お昼時。午前中の仕事を終わらせたグレルは帰りがけ、お店で買ったサンドイッチを手に執務室の扉を開けた。
「ウィリアム!お昼ご飯一緒に食べま……あら?」
気配はするものの室内にウィリアムの姿はなく、不思議そうにグレルは小首を傾げる。
一一一もしかして、あそこかしら。
テーブルの上にサンドイッチを置き、なるべく足音をたてずに奥の扉へグレルは向かう。扉の前に立ち、ドアノブをゆっくりと回した。
一一一ンフッ。やっぱりここにいたのネ。
そこはウィリアム専用の仮眠室。
どうやら休憩時間中にも関わらず仕事を続けていたのだろう。テーブルの上には散乱された報告書が置かれ、ウィリアムはベッドの上ではなくソファーに横になって眠っていた。ウィリアム自身はそんなつもりがなかったのだろうが、仕事の疲れかいつの間にか眠り込んでしまったらしい。
「……すー……すー……」
心地よい寝息をたてて眠るウィリアムの顔をそっと覗いて見るグレルは「寝顔が子供みたいで可愛いわネ」とクスクスと笑みを溢しながら呟いた。
一一一風邪、引いちゃうわよ?
ベッドに置かれていた毛布を手に取り、ウィリアムの傍へと近づくグレルはその身体に毛布を掛けようとした時一一一。
一一一ぐいっ!
「へ?」
毛布をかけるグレルの腕を掴むウィリアム手。

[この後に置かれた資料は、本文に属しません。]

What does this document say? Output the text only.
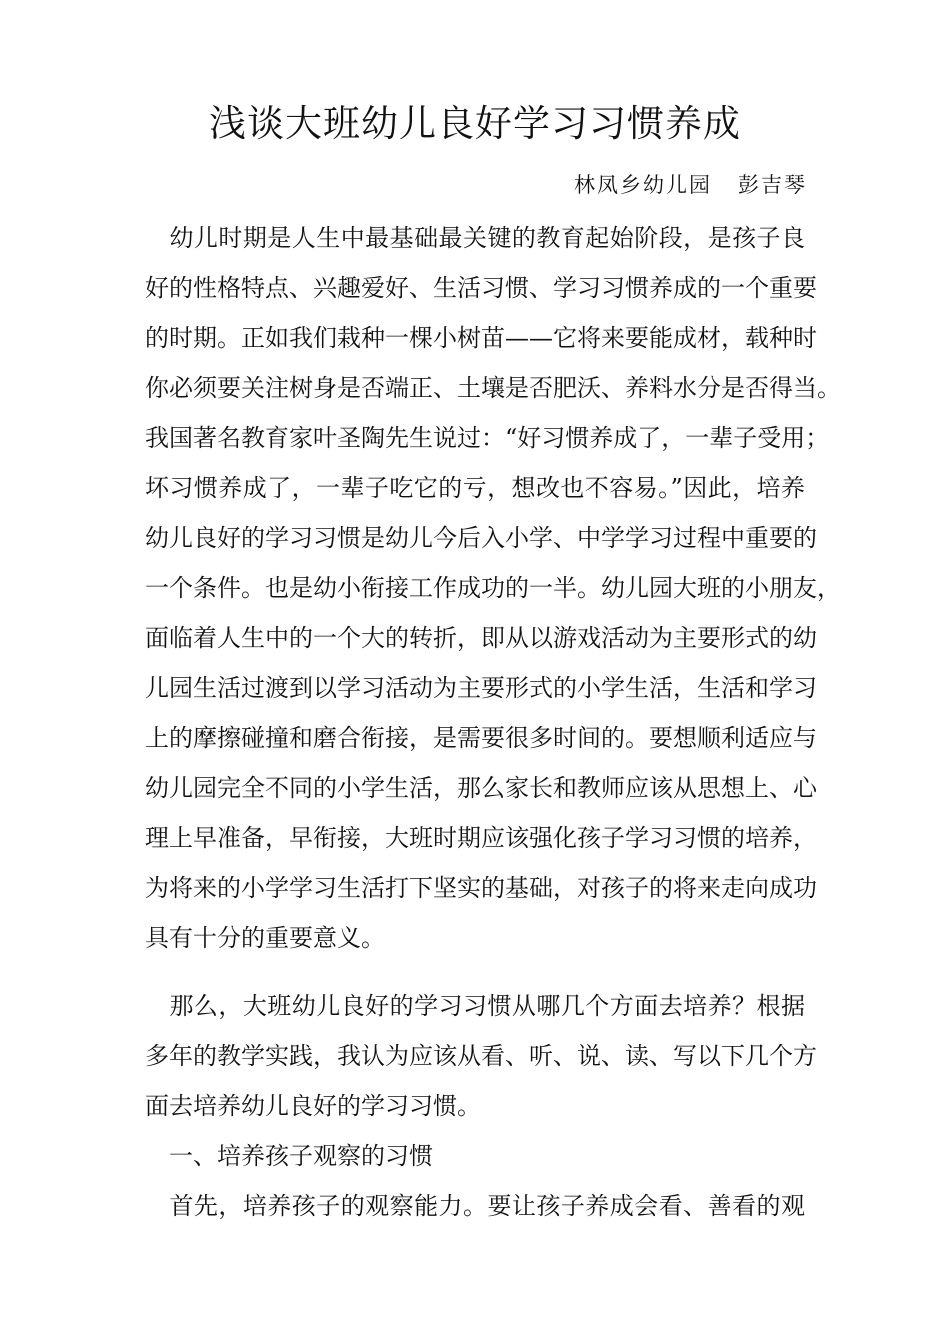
浅谈大班幼儿良好学习习惯养成
林凤乡幼儿园 彭吉琴
　幼儿时期是人生中最基础最关键的教育起始阶段，是孩子良
好的性格特点、兴趣爱好、生活习惯、学习习惯养成的一个重要
的时期。正如我们栽种一棵小树苗——它将来要能成材，载种时
你必须要关注树身是否端正、土壤是否肥沃、养料水分是否得当。
我国著名教育家叶圣陶先生说过：“好习惯养成了，一辈子受用；
坏习惯养成了，一辈子吃它的亏，想改也不容易。”因此，培养
幼儿良好的学习习惯是幼儿今后入小学、中学学习过程中重要的
一个条件。也是幼小衔接工作成功的一半。幼儿园大班的小朋友，
面临着人生中的一个大的转折，即从以游戏活动为主要形式的幼
儿园生活过渡到以学习活动为主要形式的小学生活，生活和学习
上的摩擦碰撞和磨合衔接，是需要很多时间的。要想顺利适应与
幼儿园完全不同的小学生活，那么家长和教师应该从思想上、心
理上早准备，早衔接，大班时期应该强化孩子学习习惯的培养，
为将来的小学学习生活打下坚实的基础，对孩子的将来走向成功
具有十分的重要意义。
　那么，大班幼儿良好的学习习惯从哪几个方面去培养？根据
多年的教学实践，我认为应该从看、听、说、读、写以下几个方
面去培养幼儿良好的学习习惯。
　一、培养孩子观察的习惯
　首先，培养孩子的观察能力。要让孩子养成会看、善看的观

恐る恐る視線を向けると、無言でグレルを見詰めていた。
「ウ、ウィル!?起きてた一一一っ!」
突然ガバリッと身体を起こしたウィリアムはそのままソファーへと押し倒す。
「……グレル・サトクリフ……」
両腕をガッチリと押さえられ、逃げ場を失ったグレルは慌てふためく。
「ち、違うの!別に寝込みを襲おうとしていたんじゃなくて!ただアタシは毛布をかけてあげようとして一一一っ!?」
殴られる。そう思ったグレルが反射的に目を閉じた。